Even modern commercial apps don't require constant auth like corporate security does. Gmail keeps login cookies for days if not weeks and there's no issues there. Why does corporate security need to be so anal-retentive about authorizing so many damn times a day? OMFG!

I was thinking. Can't we use the old adage of the "hard crunchy outside and the soft gooey center" in today's world? Provide VPNs for every project that needs silo-ing? Have a DMZ network for things like email, chat, phones, corporate services, etc. Use on-disk encryption at the SAN-level and take it off of the VM-level? The only difference would be that cyber wouldn't know what's installed on peoples' laptops and authing would only happen once when punching a hole in the firewall or walking into the office.

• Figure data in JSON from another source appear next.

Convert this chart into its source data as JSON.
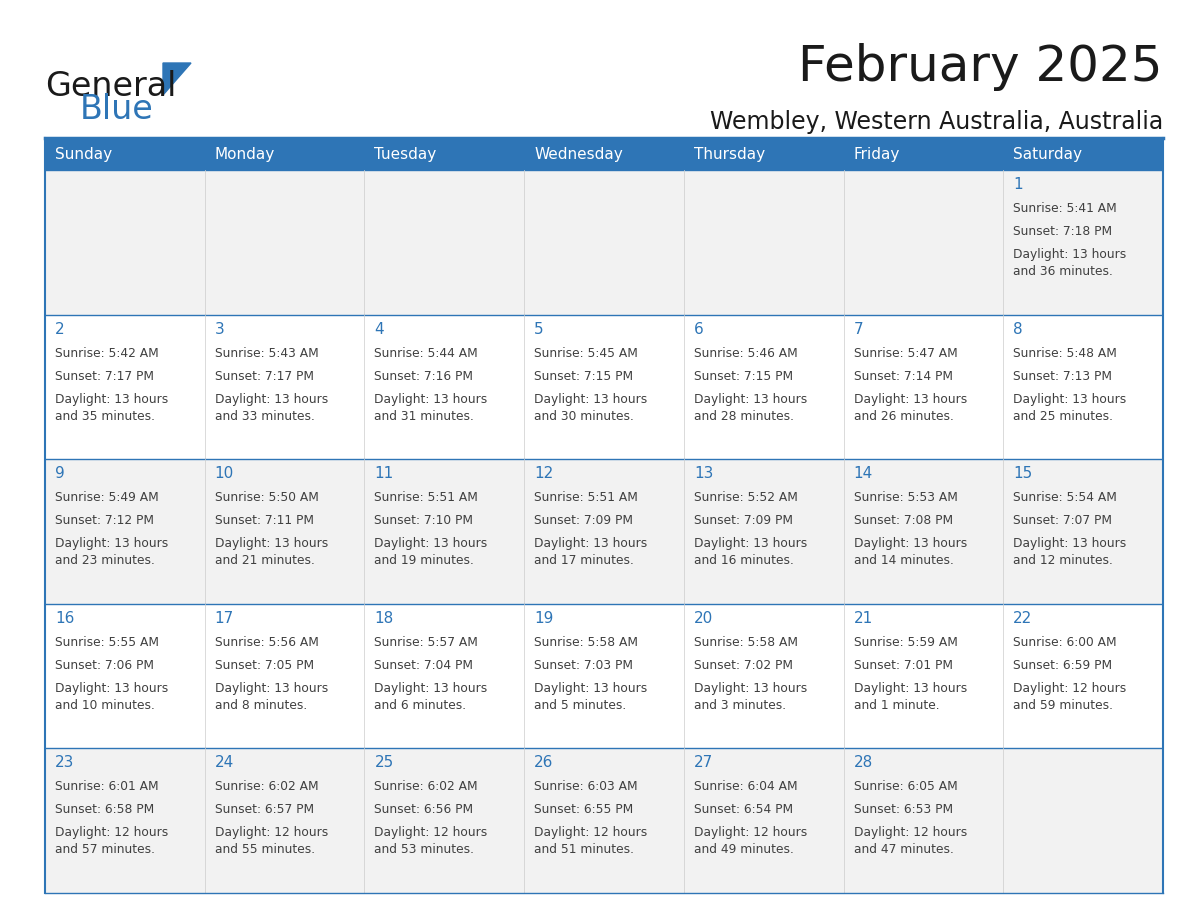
{
  "title": "February 2025",
  "subtitle": "Wembley, Western Australia, Australia",
  "days_of_week": [
    "Sunday",
    "Monday",
    "Tuesday",
    "Wednesday",
    "Thursday",
    "Friday",
    "Saturday"
  ],
  "header_bg": "#2E75B6",
  "header_text": "#FFFFFF",
  "cell_bg_light": "#F2F2F2",
  "cell_bg_white": "#FFFFFF",
  "border_color": "#2E75B6",
  "day_num_color": "#2E75B6",
  "cell_text_color": "#404040",
  "title_color": "#1a1a1a",
  "subtitle_color": "#1a1a1a",
  "logo_general_color": "#1a1a1a",
  "logo_blue_color": "#2E75B6",
  "calendar_data": [
    [
      null,
      null,
      null,
      null,
      null,
      null,
      {
        "day": 1,
        "sunrise": "5:41 AM",
        "sunset": "7:18 PM",
        "daylight": "13 hours\nand 36 minutes."
      }
    ],
    [
      {
        "day": 2,
        "sunrise": "5:42 AM",
        "sunset": "7:17 PM",
        "daylight": "13 hours\nand 35 minutes."
      },
      {
        "day": 3,
        "sunrise": "5:43 AM",
        "sunset": "7:17 PM",
        "daylight": "13 hours\nand 33 minutes."
      },
      {
        "day": 4,
        "sunrise": "5:44 AM",
        "sunset": "7:16 PM",
        "daylight": "13 hours\nand 31 minutes."
      },
      {
        "day": 5,
        "sunrise": "5:45 AM",
        "sunset": "7:15 PM",
        "daylight": "13 hours\nand 30 minutes."
      },
      {
        "day": 6,
        "sunrise": "5:46 AM",
        "sunset": "7:15 PM",
        "daylight": "13 hours\nand 28 minutes."
      },
      {
        "day": 7,
        "sunrise": "5:47 AM",
        "sunset": "7:14 PM",
        "daylight": "13 hours\nand 26 minutes."
      },
      {
        "day": 8,
        "sunrise": "5:48 AM",
        "sunset": "7:13 PM",
        "daylight": "13 hours\nand 25 minutes."
      }
    ],
    [
      {
        "day": 9,
        "sunrise": "5:49 AM",
        "sunset": "7:12 PM",
        "daylight": "13 hours\nand 23 minutes."
      },
      {
        "day": 10,
        "sunrise": "5:50 AM",
        "sunset": "7:11 PM",
        "daylight": "13 hours\nand 21 minutes."
      },
      {
        "day": 11,
        "sunrise": "5:51 AM",
        "sunset": "7:10 PM",
        "daylight": "13 hours\nand 19 minutes."
      },
      {
        "day": 12,
        "sunrise": "5:51 AM",
        "sunset": "7:09 PM",
        "daylight": "13 hours\nand 17 minutes."
      },
      {
        "day": 13,
        "sunrise": "5:52 AM",
        "sunset": "7:09 PM",
        "daylight": "13 hours\nand 16 minutes."
      },
      {
        "day": 14,
        "sunrise": "5:53 AM",
        "sunset": "7:08 PM",
        "daylight": "13 hours\nand 14 minutes."
      },
      {
        "day": 15,
        "sunrise": "5:54 AM",
        "sunset": "7:07 PM",
        "daylight": "13 hours\nand 12 minutes."
      }
    ],
    [
      {
        "day": 16,
        "sunrise": "5:55 AM",
        "sunset": "7:06 PM",
        "daylight": "13 hours\nand 10 minutes."
      },
      {
        "day": 17,
        "sunrise": "5:56 AM",
        "sunset": "7:05 PM",
        "daylight": "13 hours\nand 8 minutes."
      },
      {
        "day": 18,
        "sunrise": "5:57 AM",
        "sunset": "7:04 PM",
        "daylight": "13 hours\nand 6 minutes."
      },
      {
        "day": 19,
        "sunrise": "5:58 AM",
        "sunset": "7:03 PM",
        "daylight": "13 hours\nand 5 minutes."
      },
      {
        "day": 20,
        "sunrise": "5:58 AM",
        "sunset": "7:02 PM",
        "daylight": "13 hours\nand 3 minutes."
      },
      {
        "day": 21,
        "sunrise": "5:59 AM",
        "sunset": "7:01 PM",
        "daylight": "13 hours\nand 1 minute."
      },
      {
        "day": 22,
        "sunrise": "6:00 AM",
        "sunset": "6:59 PM",
        "daylight": "12 hours\nand 59 minutes."
      }
    ],
    [
      {
        "day": 23,
        "sunrise": "6:01 AM",
        "sunset": "6:58 PM",
        "daylight": "12 hours\nand 57 minutes."
      },
      {
        "day": 24,
        "sunrise": "6:02 AM",
        "sunset": "6:57 PM",
        "daylight": "12 hours\nand 55 minutes."
      },
      {
        "day": 25,
        "sunrise": "6:02 AM",
        "sunset": "6:56 PM",
        "daylight": "12 hours\nand 53 minutes."
      },
      {
        "day": 26,
        "sunrise": "6:03 AM",
        "sunset": "6:55 PM",
        "daylight": "12 hours\nand 51 minutes."
      },
      {
        "day": 27,
        "sunrise": "6:04 AM",
        "sunset": "6:54 PM",
        "daylight": "12 hours\nand 49 minutes."
      },
      {
        "day": 28,
        "sunrise": "6:05 AM",
        "sunset": "6:53 PM",
        "daylight": "12 hours\nand 47 minutes."
      },
      null
    ]
  ],
  "fig_width": 11.88,
  "fig_height": 9.18,
  "title_fontsize": 36,
  "subtitle_fontsize": 17,
  "dow_fontsize": 11,
  "day_num_fontsize": 11,
  "cell_text_fontsize": 8.8
}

Physical security is ok with the locks only being on the outsides of the office buildings. Once you're inside, you can move from office-to-office without issue and bring anything you want with you in and out of the building. If this is allowed, why should the network/laptop/server security be any different?

Don't even get me started on password/secrets vaults. Cyber doesn't like that users keep passwords floating around in 100 different places and ways, so they came up with a password vault. Now all secrets and passwords are in a single location and accessible by anyone that can auth. So, Julie in HR who's password is snoopy123 can access every password that the organization uses for everything! Does that sound like a secure system to you? Now your one personal password is even more important to not lose. I did some asking around when password vaults first arrived on the scene and the authors of the password vaults even admitted that the only good reason for password vaults as far as security goes is that AFTER an intrusion, the access logs can be checked to see who requested the password used in the intrusion. That and automated password-rotation is really the only reasons that I can see using a password vault over the traditional method of password management.

Personally, If I were designing a new secure infrastructure, I'd make a damn secure VPN and not use any external services (Office 365, I'm talking to you). Once you're inside the corporate firewall, feel free to use email with a normal email/password, chat can be done internally, we don't need Teams or Slack or anything crazy like that. Firewalls can allow NAT'd traffic to stop any unwanted outside connections from coming in. If this were the case, the only thing that we wouldn't have that corporate security wants is control over the user's laptop. There's nothing stopping someone from downloading a virus. There's nothing stopping an employee from picking up a USB thumb drive from the parking lot and plugging it into a laptop and a virus running rampant. To protect against these things, use password protection (and allow for password vaults) to add an additional level of security to sensitive things (databases, internal documentation, proprietary code repositories, etc.) which are already available in most tools. Personally, I don't see anything wrong with the old way of doing things. If/when an employee leaves, their VPN access is revoked and that's that. The door's locked.

If someone from "cyber" can tell me why the old way is bad and the new way is better, please tell me, because I'm so frustrated every time I have to re-authenticate everywhere, all the time, that it's the number one worst part of my job.